The project was inspired by repeated headlines in the news about the growing strength of corporation and their interaction with state-based economies. These encouraged me to think about the ways in which the world could change if corporations would decide to take their company to the next level and acquire countries.
In the game the player enters a world in which they are completely controlled by a corporation country and its algorithms. The game opens when the player is fired from their job at Facebook, and now needs to not only find a new job, but also a new citizenship. The player’s main task is to do so while dealing with the complexities of a world that has business as a top priority, and is completely governed by AI algorithms, code, and computation.
For example, the player needs to use an app called HireBox, that relies on algorithms and data collection to determine the player’s qualification for job openings available across the world.
As the game develops, the player is also gradually exposed to an underground activist organization, “The 404s”. The group finds new ways to contact citizens by hacking into popular systems and holding secret meetings in specific locations. The 404s subsequently attempts to recruit the player, who can choose to what extent they get involved in the activism of this future world. This additional layer of an underground organization allows the player to decide between following social norms and going against the regime for a better future, which also determines how the story will unfold for them.

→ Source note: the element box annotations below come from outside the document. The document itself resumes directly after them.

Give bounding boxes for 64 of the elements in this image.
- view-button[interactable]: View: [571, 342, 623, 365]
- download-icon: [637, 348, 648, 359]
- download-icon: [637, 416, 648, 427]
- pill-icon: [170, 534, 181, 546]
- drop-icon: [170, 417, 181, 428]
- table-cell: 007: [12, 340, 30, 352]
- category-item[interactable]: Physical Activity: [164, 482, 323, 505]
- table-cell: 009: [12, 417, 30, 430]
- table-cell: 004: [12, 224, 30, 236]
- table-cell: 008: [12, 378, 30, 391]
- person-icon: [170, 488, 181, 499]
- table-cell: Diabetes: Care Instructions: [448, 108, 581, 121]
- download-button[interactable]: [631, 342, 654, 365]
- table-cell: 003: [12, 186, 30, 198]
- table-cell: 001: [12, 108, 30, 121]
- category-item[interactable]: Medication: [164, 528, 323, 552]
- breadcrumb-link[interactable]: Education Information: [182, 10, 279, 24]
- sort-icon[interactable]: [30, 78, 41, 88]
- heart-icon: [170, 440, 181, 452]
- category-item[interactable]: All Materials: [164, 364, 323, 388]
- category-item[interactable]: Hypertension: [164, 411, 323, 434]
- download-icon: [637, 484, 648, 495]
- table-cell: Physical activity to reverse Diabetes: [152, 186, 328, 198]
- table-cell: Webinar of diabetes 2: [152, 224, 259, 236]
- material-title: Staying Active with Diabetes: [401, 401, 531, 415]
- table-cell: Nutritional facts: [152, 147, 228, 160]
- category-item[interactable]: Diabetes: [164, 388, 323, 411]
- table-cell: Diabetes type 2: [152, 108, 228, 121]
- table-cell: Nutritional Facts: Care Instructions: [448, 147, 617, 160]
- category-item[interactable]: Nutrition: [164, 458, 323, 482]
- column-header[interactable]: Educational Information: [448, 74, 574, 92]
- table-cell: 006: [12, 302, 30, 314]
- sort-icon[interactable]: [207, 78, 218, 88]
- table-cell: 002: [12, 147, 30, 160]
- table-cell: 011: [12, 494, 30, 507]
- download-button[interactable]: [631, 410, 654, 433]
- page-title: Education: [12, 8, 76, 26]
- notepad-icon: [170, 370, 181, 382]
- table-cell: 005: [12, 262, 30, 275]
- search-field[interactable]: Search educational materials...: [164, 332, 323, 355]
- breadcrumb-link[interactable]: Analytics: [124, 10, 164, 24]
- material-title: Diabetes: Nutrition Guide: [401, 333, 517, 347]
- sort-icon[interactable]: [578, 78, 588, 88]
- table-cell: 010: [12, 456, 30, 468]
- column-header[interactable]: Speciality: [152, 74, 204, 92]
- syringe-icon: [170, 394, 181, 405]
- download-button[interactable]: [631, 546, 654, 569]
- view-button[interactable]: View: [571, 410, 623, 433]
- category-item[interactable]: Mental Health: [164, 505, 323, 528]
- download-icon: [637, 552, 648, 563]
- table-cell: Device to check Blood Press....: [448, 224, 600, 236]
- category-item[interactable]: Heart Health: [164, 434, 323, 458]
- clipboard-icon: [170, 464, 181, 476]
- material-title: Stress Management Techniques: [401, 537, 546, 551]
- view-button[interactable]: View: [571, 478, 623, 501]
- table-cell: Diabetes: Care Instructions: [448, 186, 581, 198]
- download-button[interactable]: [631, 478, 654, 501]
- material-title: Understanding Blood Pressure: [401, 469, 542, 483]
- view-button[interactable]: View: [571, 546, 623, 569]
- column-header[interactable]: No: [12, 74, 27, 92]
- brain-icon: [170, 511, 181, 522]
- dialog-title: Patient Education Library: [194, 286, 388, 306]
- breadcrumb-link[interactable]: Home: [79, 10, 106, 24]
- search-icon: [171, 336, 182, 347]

The game is played mostly outside the boundaries of the dedicated smartphone app. It makes use of the player’s data streams, such as email, messaging, and location services to do so. The game is always transitioning from platform to platform, requiring players to reply to emails, wait to get a phone calls, and even go to a particular location in their hometown. This game design is intended to give players a sense that they are constantly being tracked and controlled by using multiple media channels.
Furthermore, by using media that is used on a daily basis, the game interleaves with ‘real life’ and invites the player to reflect on the similarities and differences between their life and the game world.